At least 36 carcasses of Olive Ridley turtles were washed ashore near the Rushikulya river mouth in Ganjam district, a major mass nesting site area of these endangered species, on Thursday. "Most of the carcasses were in a decomposed state. We suspect these drifted to the shore from the deep sea. There is nothing alarming about it," said DFO (Berhampur) S S Mishra.
Wildlife activists, however, said the number of carcasses washed ashore was much more than the official figure. "Strict patrolling is needed to protect the marine creatures. Wanton fishing by trawlers is one of the main reasons behind the death of the turtles," said Rabindra Sahu, a wildlife activist.

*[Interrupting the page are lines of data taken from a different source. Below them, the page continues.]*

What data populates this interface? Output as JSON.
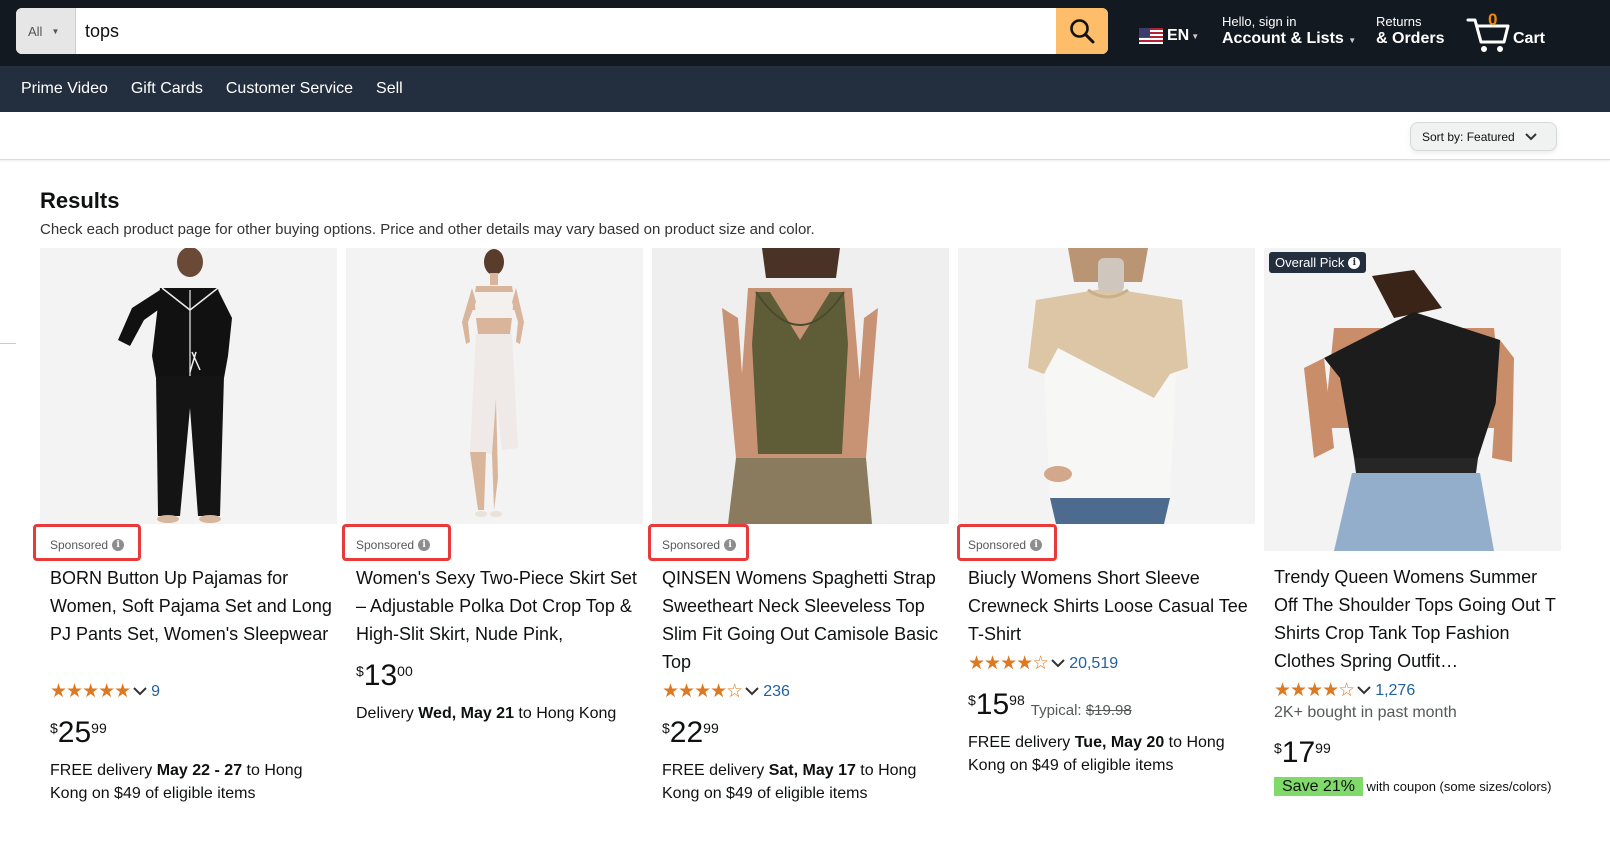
{
  "header": {
    "search": {
      "category": "All",
      "value": "tops"
    },
    "language": "EN",
    "account": {
      "greeting": "Hello, sign in",
      "label": "Account & Lists"
    },
    "orders": {
      "top": "Returns",
      "bottom": "& Orders"
    },
    "cart": {
      "count": "0",
      "label": "Cart"
    }
  },
  "nav": {
    "items": [
      "Prime Video",
      "Gift Cards",
      "Customer Service",
      "Sell"
    ]
  },
  "sort": {
    "label": "Sort by:",
    "value": "Featured"
  },
  "results": {
    "title": "Results",
    "subtitle": "Check each product page for other buying options. Price and other details may vary based on product size and color."
  },
  "products": [
    {
      "sponsored": "Sponsored",
      "title": "BORN Button Up Pajamas for Women, Soft Pajama Set and Long PJ Pants Set, Women's Sleepwear",
      "stars": "★★★★★",
      "rating_count": "9",
      "rating_value": 5.0,
      "price": {
        "symbol": "$",
        "whole": "25",
        "fraction": "99"
      },
      "delivery_prefix": "FREE delivery ",
      "delivery_date": "May 22 - 27",
      "delivery_suffix": " to Hong Kong on $49 of eligible items"
    },
    {
      "sponsored": "Sponsored",
      "title": "Women's Sexy Two-Piece Skirt Set – Adjustable Polka Dot Crop Top & High-Slit Skirt, Nude Pink,",
      "price": {
        "symbol": "$",
        "whole": "13",
        "fraction": "00"
      },
      "delivery_prefix": "Delivery ",
      "delivery_date": "Wed, May 21",
      "delivery_suffix": " to Hong Kong"
    },
    {
      "sponsored": "Sponsored",
      "title": "QINSEN Womens Spaghetti Strap Sweetheart Neck Sleeveless Top Slim Fit Going Out Camisole Basic Top",
      "stars": "★★★★",
      "stars_empty": "☆",
      "rating_count": "236",
      "rating_value": 4.5,
      "price": {
        "symbol": "$",
        "whole": "22",
        "fraction": "99"
      },
      "delivery_prefix": "FREE delivery ",
      "delivery_date": "Sat, May 17",
      "delivery_suffix": " to Hong Kong on $49 of eligible items"
    },
    {
      "sponsored": "Sponsored",
      "title": "Biucly Womens Short Sleeve Crewneck Shirts Loose Casual Tee T-Shirt",
      "stars": "★★★★",
      "stars_empty": "☆",
      "rating_count": "20,519",
      "rating_value": 4.0,
      "price": {
        "symbol": "$",
        "whole": "15",
        "fraction": "98"
      },
      "typical_label": "Typical: ",
      "typical_price": "$19.98",
      "delivery_prefix": "FREE delivery ",
      "delivery_date": "Tue, May 20",
      "delivery_suffix": " to Hong Kong on $49 of eligible items"
    },
    {
      "badge": "Overall Pick",
      "title": "Trendy Queen Womens Summer Off The Shoulder Tops Going Out T Shirts Crop Tank Top Fashion Clothes Spring Outfit…",
      "stars": "★★★★",
      "stars_empty": "☆",
      "rating_count": "1,276",
      "rating_value": 4.5,
      "bought": "2K+ bought in past month",
      "price": {
        "symbol": "$",
        "whole": "17",
        "fraction": "99"
      },
      "coupon_badge": "Save 21%",
      "coupon_text": " with coupon (some sizes/colors)"
    }
  ],
  "colors": {
    "header": "#131921",
    "nav": "#232f3e",
    "search_button": "#febd69",
    "star": "#de7921",
    "link": "#2162a1",
    "highlight": "#e83a3a"
  }
}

He said some fishing trawlers from Andhra Pradesh enter Odisha waters for fishing. They do not use the exclusive fishing device, leading to the death of the turtles in the sea.
"We have been demanding speed boats patrolling for the last several years. But our demand has fallen on deaf ears and fishing boats are instead being used for the purpose," said another activist.
The DFO said forest personnel and local volunteers guard the mating turtles in the Bay of Bengal, while Coast Guards look after their safety. "Fishing trawlers are often asked to leave the prohibitory areas in the sea," he said. The government also imposes a ban on fishing along the 170-km long coastline from November 1 to May 31 to protect the turtles, he added.
Millions of turtles come ashore Rushikulya river mouth during the last week of February for mass nesting on Kantiagada and Gokaharakuda beaches every year. It is considered the second major mass nesting site of the turtles after Gahiramatha in Kendrapara district. Devi river mouth in Puri district is other mass nesting site in the state.